Garney Henley

No. 26
- Positions: Wide receiver, Defensive back

Personal information
- Born: December 21, 1935 (age 90) Elgin, North Dakota, U.S.
- Listed height: 6 ft 0 in (1.83 m)
- Listed weight: 180 lb (82 kg)

Career information
- High school: Hayti (SD)
- College: Huron
- NFL draft: 1960 (15th round, 173rd overall pick)
- AFL draft: 1960

Career history
- 1960–1975: Hamilton Tiger-Cats

Awards and highlights
- 4× Grey Cup champion (1963, 1965, 1967, 1972); 10× CFL All-Star (1963–1972); 10× CFL East All-Star (1963–1972); CFL's Most Outstanding Player Award (1972); 2× Jeff Russel Memorial Trophy (1963, 1972); Tiger-Cats' Best-of-the-Century Team (1967); University of Guelph Athletics Hall of Fame; Ontario Sports Hall of Fame (2015); South Dakota Sports Hall of Fame; South Dakota Hall of Fame;
- Canadian Football Hall of Fame (Class of 1979)
- College Football Hall of Fame (Class of 2004)

= Garney Henley =

American gridiron football player (born 1935)

Garney Henley (born December 21, 1935) is an American former professional football player who played in the Canadian Football League (CFL).

==College career==
Henley was born on December 21, 1935, in Elgin, North Dakota. His family moved to Hayti, South Dakota when he was a child. Henley attended Huron College in South Dakota, where he was a Dean's List honors student and played as a running back from 1956 to 1959 on the varsity football team.

In 1959, Henley broke First Team NAIA All-America records with 394 points and more than 4,000 rushing yards.

==CFL career==
Henley was drafted in 1960 by the NFL's Green Bay Packers in the 15th round (173rd overall). He was traded to the Hamilton Tiger-Cats in Ontario, Canada.

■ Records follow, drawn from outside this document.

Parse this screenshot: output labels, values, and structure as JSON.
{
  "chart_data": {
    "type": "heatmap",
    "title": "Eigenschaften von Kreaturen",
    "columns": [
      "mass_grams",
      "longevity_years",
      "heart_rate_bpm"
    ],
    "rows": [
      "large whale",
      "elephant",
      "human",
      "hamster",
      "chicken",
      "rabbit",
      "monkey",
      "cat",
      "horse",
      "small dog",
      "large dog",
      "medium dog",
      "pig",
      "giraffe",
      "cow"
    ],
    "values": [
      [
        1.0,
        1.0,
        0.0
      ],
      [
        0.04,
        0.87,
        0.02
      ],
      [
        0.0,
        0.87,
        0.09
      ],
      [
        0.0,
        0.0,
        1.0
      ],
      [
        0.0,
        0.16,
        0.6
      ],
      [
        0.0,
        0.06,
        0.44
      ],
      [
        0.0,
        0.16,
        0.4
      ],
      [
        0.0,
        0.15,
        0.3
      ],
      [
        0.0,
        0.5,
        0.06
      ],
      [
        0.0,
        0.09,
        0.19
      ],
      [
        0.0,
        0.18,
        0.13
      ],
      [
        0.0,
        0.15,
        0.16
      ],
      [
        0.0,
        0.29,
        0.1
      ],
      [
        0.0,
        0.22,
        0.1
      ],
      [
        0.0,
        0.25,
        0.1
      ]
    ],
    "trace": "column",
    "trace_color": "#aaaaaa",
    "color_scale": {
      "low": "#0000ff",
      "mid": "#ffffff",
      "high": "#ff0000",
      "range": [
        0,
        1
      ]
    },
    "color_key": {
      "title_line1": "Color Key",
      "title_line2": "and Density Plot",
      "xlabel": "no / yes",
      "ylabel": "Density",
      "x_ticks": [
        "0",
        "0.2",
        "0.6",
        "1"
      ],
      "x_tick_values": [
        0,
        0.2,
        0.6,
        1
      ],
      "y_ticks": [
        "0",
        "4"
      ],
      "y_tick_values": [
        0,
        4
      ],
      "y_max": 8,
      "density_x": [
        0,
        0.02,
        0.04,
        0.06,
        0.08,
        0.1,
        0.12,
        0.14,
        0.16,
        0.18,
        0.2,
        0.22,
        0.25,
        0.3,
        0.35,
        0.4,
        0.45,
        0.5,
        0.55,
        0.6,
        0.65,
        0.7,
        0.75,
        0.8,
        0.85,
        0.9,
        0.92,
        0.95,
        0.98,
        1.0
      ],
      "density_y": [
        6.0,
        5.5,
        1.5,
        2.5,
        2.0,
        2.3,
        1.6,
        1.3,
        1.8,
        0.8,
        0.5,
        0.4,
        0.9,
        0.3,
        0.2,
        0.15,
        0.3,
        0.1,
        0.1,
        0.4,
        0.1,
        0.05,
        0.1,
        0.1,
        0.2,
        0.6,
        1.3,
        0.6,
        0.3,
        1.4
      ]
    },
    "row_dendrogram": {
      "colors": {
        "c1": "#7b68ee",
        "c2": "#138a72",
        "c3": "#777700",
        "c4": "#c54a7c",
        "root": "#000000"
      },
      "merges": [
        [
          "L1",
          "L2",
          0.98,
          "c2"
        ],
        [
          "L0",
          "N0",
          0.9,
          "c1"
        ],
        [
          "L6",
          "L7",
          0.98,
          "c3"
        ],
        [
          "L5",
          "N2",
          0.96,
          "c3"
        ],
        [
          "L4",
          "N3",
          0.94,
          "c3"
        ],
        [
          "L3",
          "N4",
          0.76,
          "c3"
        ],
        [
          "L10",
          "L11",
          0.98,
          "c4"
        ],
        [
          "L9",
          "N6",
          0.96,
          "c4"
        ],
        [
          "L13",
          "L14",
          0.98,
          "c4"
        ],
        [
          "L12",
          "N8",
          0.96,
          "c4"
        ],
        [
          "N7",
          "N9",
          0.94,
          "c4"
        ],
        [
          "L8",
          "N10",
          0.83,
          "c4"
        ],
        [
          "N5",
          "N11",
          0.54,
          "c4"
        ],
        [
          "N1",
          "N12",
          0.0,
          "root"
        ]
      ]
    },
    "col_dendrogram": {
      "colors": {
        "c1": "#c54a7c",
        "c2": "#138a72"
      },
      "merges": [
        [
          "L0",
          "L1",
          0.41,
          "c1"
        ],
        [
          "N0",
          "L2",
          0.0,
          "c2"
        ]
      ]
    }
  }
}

As a defensive back, Henley intercepted 59 passes for 916 yards and 5 touchdowns, and was selected as an All Star nine times. Following Henley's transition into an offensive player, he was an All Star for the 10th time in 1972 as a wide receiver. Henley won the CFL's Most Outstanding Player Award in 1972 in which the Tiger-Cats won the Grey Cup at their home field, Ivor Wynne Stadium, in Hamilton, Ontario. In 2025, his number 26 was retired by the Tiger-Cats.

He played in 7 Grey Cup games, winning 4: the 51st Grey Cup of 1963, the 53rd Grey Cup of 1965 (the so-called 'Wind Bowl'), the 55th Grey Cup of 1967, and the 60th Grey Cup of 1972, losing 3: the 49th Grey Cup of 1961, the 50th Grey Cup of 1962, and the 52nd Grey Cup of 1964.

==Post-football career==
While still playing football in Hamilton, Henley was hired at the University of Guelph by athletic director Bill Mitchell. Henley served as the assistant athletic director, advisor to the football team and taught in the Physical Education program. He also took over the Gryphon Basketball program. In 1973–74, Henley coached the team to its first CIAU national championship.

Henley became the athletic director and coach at Mount Allison University in New Brunswick, and Brock University in Ontario. From 1989 to 1993, Henley was hired as defense coach with the Hamilton Tiger-Cats. He coached the Tiger-Cats to the 1989 Grey Cup, losing to the Saskatchewan Roughriders 40-43. From 1995 to 1996, he served as the Director of Football Operations for the Ottawa Rough Riders, where his teams had a combined 6–30 record. In 1996, Henley moved back to his home state of South Dakota after 36 years in Canada. He finished his career as an athletic director at his alma mater, Huron University. After Huron University closed, Henley became General Manager for Professional Transportation Inc., transporting railroad engineers and conductors. He retired in 2013.

Henley was inducted into the Canadian Football Hall of Fame in 1979, the University of Guelph Athletics Hall of Fame on October 4, 1985, the College Football Hall of Fame in 2004, and the Ontario Sports Hall of Fame in 2015. Henley was voted the sixth greatest CFL player in a poll conducted by Canadian sports network TSN in 2006.